А когда ты уже пошёл в школу и, однажды, вернулся не вовремя, я ударил тебя. Ведь ударил за дело. Я много раз говорил тебе, что наша с матерью спальня, это святое место, куда тебе заходить запрещено ни под каким предлогом. Но твоя мать тебя любила больше, чем меня. Когда меня не было дома она разрешала нарушать мои требования. О, эта женская самонадеянность! Это она виновата в том, что ты посмел нарушить моё приказание.
Но ты не был святым, как твоя мать. И ты не смотрел на меня, как преданная собака. В твоём взгляде была ненависть и презрение. Мой мальчик. Моя гордость. Моя опора. Ты ненавидел меня. И в этом была виновата она.
Твоя мать никогда не кричала, когда я учил уважать меня. Она только закрывала лицо руками и сворачивалась калачиком. И в этом была её святость.

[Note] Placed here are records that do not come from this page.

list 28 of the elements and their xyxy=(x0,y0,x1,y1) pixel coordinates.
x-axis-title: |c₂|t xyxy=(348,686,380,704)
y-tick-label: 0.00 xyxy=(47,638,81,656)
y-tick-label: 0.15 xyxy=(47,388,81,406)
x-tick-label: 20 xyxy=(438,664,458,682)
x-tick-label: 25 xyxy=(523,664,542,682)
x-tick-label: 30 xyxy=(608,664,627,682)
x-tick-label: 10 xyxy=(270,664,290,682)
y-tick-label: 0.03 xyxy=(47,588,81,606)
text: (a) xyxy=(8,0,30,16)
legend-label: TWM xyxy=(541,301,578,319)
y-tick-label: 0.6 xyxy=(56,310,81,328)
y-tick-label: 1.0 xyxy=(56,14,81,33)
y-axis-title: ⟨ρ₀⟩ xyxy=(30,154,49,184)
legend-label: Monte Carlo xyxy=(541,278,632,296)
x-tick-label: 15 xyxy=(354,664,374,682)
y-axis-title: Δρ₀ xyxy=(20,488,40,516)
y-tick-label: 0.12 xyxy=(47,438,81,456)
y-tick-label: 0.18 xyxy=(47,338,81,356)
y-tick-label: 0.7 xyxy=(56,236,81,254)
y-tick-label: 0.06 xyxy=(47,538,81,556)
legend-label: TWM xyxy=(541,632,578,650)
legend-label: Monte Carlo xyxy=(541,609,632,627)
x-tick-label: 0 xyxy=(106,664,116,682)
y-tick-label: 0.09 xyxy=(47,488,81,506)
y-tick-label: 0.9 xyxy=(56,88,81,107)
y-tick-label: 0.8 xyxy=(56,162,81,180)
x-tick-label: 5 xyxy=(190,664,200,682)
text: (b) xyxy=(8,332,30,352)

Когда она заболела ты кричал, что это я довёл её. Ты грозился меня убить, если с ней что-то случится. Глупый мальчишка. У твоей матери был рак и в этом я не виноват. Я любил её. Любил больше жизни. И когда она умерла, я хотел умереть вместе с ней. Я даже приготовил себе питьё, которое помогло бы мне уйти за ней. Но ты, какой же ты глупый, пришёл ко мне с пистолетом.
Ты кричал, что ненавидишь меня. Кричал так отчаянно и так громко, что не слышал как я говорил тебе, чтобы ты дал мне спокойно умереть. Твой выстрел не убил, а только покалечил меня, приковав навсегда к постели. Какая ирония, я хотел умереть весь, но умер только наполовину. Но ты погубил свою жизнь, оказавшись в тюрьме.
Зато у меня была цель облегчить тебе жизнь там. Ты думаешь, что тебе просто повезло? Нет. Это просто мои деньги и мои связи позволили поместить тебя в самую лучшую колонию и в самую лучшую камеру. Ты не писал мне, но я знал о тебе всё. Связи и деньги творят чудеса.
К сожалению, когда ты выйдешь на свободу, твой отец будет уже беден и не оставит тебе ничего, кроме этой тетради, посвященной тебе. И вот что я хочу сказать тебе, сын. Я люблю тебя. И хочу, чтобы ты не был таким гордым, как я. Будь тем мальчиком, о котором мечтала твоя мать.
Ну, а я? А я наконец-то выполнил свою миссию и могу выпить то питьё, которое должен был выпить двадцать лет назад.
Прости меня за всё, и будь счастлив, сын!